Black Employees at San Antonio Construction Company’s New York Worksite Were Subjected to Racist Insults and a Noose, Federal Agency Charges
/San Antonio-based CCC Group, Inc. violated federal law when it fostered a work environment rife with racist comments and discriminatory work conditions, the U.S. Equal Employment Opportunity Commission (EEOC) charged in a lawsuit filed this month in New York State.
The San Antonio, Texas-based construction company operated a construction site in Ravena, N.Y., in 2016. According to the EEOC’s lawsuit, white supervisors and employees regularly made unwelcome racist comments, used racial slurs, threatened black employees with nooses, and subjected African American employees to harsher working conditions than white co-workers.
The EEOC charges that white employees frequently referred to black employees with insulting racial epithets. According to the EEOC’s lawsuit, some of this harassment occurred on a company radio channel for all to hear. White employees bragged that their ancestors had owned slaves and told a black employee he walked funny because slaves used to walk with a bag on their shoulder picking cotton.

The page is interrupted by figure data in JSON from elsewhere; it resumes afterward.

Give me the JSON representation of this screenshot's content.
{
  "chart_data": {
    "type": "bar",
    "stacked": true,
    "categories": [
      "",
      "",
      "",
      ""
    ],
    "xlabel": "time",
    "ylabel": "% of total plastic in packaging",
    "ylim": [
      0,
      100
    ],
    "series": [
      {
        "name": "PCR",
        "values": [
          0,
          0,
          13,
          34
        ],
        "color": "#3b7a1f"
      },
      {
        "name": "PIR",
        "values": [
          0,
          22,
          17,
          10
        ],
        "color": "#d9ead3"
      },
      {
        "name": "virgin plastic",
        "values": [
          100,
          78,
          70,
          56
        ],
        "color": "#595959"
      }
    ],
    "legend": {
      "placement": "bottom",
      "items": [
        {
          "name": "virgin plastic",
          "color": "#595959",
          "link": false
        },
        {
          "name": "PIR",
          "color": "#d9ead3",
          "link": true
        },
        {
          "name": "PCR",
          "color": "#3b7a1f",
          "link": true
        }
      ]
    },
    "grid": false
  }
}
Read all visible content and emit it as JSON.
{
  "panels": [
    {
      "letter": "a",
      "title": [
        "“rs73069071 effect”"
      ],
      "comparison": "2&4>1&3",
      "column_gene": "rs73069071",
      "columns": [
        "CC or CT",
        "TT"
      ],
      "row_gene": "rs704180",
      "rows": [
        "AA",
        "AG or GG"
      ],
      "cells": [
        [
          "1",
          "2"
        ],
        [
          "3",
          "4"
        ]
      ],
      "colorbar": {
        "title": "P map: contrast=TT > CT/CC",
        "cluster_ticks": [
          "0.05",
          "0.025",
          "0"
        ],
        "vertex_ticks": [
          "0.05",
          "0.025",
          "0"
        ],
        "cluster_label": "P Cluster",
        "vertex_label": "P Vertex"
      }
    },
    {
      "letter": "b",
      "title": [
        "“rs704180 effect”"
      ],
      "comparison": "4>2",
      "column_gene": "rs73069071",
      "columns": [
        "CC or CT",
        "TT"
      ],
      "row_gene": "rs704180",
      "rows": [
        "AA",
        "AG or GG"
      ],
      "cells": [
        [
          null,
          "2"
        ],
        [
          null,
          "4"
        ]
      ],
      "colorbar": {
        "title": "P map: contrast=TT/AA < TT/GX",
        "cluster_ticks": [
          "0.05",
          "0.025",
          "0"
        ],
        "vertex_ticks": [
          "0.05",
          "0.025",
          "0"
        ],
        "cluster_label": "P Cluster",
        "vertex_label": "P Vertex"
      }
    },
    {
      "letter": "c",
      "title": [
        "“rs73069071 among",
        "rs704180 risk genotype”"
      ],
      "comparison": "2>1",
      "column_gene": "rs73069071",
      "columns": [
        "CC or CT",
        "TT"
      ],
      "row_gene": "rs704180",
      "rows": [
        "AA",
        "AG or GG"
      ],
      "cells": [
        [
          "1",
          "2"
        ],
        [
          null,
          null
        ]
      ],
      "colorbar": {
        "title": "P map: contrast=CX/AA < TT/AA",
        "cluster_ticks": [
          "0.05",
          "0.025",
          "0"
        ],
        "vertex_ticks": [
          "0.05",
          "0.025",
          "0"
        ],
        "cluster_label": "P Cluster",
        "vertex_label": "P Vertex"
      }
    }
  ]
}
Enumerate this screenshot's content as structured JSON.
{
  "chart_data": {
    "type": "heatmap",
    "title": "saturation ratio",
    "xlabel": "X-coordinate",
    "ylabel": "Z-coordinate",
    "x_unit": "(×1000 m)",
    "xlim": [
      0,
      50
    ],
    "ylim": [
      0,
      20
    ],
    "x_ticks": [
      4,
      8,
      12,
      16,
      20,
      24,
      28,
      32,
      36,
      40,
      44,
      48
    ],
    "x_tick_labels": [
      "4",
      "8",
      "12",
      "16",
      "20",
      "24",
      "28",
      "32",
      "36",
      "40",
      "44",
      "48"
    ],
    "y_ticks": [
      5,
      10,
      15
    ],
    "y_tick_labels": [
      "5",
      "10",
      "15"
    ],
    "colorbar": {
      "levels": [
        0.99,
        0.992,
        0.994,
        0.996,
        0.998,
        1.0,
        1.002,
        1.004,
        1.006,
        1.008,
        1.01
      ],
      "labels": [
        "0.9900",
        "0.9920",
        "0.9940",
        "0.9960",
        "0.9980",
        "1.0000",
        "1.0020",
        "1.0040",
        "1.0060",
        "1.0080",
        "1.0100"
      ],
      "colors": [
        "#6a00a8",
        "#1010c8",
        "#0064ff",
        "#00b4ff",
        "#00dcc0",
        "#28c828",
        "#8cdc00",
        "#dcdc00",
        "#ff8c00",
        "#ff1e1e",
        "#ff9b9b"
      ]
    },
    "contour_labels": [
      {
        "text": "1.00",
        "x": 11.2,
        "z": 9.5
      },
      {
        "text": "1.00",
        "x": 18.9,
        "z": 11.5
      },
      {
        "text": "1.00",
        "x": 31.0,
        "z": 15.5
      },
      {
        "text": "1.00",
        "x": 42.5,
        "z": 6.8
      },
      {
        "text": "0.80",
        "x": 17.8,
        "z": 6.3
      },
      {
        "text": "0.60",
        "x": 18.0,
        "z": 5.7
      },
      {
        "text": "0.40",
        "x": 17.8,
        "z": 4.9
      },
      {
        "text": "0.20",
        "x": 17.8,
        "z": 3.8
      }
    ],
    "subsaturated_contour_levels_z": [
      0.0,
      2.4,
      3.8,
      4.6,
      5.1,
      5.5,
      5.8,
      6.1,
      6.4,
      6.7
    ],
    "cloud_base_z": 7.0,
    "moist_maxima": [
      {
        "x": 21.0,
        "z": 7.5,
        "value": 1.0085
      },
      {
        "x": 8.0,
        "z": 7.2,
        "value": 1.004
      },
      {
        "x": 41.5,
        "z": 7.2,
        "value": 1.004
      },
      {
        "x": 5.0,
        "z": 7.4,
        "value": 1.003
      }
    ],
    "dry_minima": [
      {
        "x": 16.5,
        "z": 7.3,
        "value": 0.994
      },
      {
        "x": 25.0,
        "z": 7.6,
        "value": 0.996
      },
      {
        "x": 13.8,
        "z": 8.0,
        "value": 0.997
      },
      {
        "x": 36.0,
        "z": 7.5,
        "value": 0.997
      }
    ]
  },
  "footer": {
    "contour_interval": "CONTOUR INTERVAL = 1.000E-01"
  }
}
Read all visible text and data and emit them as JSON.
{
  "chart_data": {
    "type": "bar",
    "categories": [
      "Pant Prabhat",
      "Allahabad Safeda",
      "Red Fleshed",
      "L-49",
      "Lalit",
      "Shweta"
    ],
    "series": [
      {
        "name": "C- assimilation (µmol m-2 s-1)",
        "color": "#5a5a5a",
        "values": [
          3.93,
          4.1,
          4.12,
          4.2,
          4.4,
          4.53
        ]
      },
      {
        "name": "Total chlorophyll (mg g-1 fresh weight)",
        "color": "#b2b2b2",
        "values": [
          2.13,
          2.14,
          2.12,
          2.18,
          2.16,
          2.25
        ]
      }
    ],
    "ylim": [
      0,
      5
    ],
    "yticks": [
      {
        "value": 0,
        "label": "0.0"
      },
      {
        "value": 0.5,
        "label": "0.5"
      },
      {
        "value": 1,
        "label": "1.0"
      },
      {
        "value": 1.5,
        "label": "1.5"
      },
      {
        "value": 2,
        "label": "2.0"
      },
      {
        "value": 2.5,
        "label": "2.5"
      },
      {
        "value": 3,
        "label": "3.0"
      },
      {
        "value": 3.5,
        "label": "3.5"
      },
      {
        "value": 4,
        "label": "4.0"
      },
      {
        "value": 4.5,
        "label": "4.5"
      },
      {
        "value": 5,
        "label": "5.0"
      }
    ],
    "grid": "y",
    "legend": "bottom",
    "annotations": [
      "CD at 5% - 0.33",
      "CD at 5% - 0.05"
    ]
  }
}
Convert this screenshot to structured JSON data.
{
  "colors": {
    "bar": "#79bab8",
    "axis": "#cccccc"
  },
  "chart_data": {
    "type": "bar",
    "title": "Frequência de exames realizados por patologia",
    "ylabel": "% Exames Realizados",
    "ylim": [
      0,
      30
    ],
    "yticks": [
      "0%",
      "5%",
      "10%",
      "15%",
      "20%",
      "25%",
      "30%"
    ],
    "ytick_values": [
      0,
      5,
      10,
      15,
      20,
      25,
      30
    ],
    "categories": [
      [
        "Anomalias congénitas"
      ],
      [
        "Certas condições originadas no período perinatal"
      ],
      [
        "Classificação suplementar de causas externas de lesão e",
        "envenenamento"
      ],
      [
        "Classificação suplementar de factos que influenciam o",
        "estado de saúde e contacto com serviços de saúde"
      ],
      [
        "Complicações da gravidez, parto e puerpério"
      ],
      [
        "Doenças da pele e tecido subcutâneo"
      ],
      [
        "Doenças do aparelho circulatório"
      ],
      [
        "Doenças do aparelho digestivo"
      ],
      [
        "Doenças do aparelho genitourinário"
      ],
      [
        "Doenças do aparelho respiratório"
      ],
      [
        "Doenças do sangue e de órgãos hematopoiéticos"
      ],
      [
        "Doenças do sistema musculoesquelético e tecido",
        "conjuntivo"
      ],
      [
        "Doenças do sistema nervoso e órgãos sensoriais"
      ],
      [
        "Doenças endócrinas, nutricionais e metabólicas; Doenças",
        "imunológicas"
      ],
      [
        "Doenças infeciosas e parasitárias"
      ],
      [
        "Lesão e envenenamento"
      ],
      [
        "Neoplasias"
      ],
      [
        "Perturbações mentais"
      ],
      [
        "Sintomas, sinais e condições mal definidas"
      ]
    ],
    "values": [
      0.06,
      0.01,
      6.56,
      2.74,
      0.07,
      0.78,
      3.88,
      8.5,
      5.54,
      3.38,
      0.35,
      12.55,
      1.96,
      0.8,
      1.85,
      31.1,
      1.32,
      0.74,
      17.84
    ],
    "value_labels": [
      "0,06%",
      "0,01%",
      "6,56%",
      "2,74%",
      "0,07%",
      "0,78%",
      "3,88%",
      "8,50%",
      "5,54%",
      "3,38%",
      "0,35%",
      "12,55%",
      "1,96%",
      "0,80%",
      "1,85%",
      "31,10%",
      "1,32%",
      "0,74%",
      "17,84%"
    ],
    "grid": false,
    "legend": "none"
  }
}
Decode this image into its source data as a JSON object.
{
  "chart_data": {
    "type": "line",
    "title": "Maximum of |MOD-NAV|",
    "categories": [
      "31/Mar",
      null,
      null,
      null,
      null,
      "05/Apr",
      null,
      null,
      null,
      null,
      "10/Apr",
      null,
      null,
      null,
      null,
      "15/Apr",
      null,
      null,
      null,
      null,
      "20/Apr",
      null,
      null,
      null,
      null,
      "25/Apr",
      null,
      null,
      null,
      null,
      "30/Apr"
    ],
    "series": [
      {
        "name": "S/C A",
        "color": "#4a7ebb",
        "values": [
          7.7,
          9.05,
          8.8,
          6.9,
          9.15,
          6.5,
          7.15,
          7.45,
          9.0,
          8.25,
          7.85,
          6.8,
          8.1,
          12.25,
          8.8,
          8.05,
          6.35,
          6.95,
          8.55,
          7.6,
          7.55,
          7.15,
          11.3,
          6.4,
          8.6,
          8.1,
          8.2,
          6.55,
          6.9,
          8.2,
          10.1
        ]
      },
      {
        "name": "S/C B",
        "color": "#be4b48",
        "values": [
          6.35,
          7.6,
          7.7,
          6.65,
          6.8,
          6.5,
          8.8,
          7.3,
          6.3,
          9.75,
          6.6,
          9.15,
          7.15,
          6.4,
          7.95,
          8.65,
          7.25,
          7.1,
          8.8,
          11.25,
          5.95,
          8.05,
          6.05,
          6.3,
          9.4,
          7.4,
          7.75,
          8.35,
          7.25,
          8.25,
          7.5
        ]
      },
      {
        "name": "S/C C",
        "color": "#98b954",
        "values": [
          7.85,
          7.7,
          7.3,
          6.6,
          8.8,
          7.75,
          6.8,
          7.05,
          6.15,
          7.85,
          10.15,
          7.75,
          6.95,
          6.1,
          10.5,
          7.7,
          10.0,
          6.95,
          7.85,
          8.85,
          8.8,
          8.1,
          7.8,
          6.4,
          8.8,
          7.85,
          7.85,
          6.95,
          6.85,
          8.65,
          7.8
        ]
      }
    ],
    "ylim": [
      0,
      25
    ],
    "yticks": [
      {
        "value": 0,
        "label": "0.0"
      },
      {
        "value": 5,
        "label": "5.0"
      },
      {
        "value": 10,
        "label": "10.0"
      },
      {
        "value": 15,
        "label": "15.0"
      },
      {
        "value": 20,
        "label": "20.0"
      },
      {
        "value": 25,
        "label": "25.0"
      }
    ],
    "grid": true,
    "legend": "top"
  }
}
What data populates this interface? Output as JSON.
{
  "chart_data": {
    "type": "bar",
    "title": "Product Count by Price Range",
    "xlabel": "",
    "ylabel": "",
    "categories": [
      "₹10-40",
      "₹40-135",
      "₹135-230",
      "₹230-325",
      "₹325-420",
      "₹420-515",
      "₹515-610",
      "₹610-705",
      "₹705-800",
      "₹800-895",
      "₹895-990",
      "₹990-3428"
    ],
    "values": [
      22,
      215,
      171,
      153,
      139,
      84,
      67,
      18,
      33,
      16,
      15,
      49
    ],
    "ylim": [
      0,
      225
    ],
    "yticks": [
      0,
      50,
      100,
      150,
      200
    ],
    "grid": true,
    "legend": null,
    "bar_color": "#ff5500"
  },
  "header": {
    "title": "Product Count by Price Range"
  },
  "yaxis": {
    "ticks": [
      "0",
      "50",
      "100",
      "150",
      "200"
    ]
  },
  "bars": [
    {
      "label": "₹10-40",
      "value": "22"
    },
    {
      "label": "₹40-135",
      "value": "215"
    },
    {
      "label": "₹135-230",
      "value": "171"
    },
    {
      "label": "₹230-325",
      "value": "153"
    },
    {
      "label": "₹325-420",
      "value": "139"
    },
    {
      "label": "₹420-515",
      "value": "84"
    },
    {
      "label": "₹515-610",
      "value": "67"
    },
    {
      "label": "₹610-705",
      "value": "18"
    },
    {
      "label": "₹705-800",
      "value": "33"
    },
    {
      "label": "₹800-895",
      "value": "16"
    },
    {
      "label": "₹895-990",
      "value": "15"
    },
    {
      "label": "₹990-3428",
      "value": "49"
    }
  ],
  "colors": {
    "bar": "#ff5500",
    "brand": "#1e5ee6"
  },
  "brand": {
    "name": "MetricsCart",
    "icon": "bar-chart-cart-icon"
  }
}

Further, one white supervisor attempted to snare an employee with a noose, the EEOC said. Another Caucasian supervisor told an African American employee that for Halloween, “You don’t even have to dress up. I will dress in white and put a noose around your neck and we’ll walk down the street together.”
The EEOC further charges that African American employees were given more physically taxing and dangerous work than Caucasian counterparts, including being assigned outdoor work in winter while white colleagues worked inside. Black employees objected to and complained about the racial harassment, but it persisted, the EEOC said.
Such alleged conduct violates Title VII of the Civil Rights Act of 1964, which prohibits employers from discriminating against employees on the basis of race. Race harassment is a form of race discrimination that is prohibited by the statute.
The EEOC filed suit in the U.S. District Court for the Northern District of New York, after first attempting to reach a pre-litigation settlement through the agency’s conciliation process. The EEOC seeks compensatory damages and punitive damages for the affected employees, and injunctive relief to remedy and prevent future workplace racial harassment.
“Employers need to proactively prevent any behavior that creates a racially hostile workplace,” said Jeffrey Burstein, regional attorney for the EEOC’s New York District Office. “Here there were numerous examples of abhorrent racial discrimination and harassment. The use of a noose is especially vicious. Such misconduct violates federal law and common decency.”
Judy Keenan, acting director of the New York District Office, added, “Racial harassment is never acceptable. This harassment was especially vicious, widespread and continuous, and the employer failed to do anything to stop it.”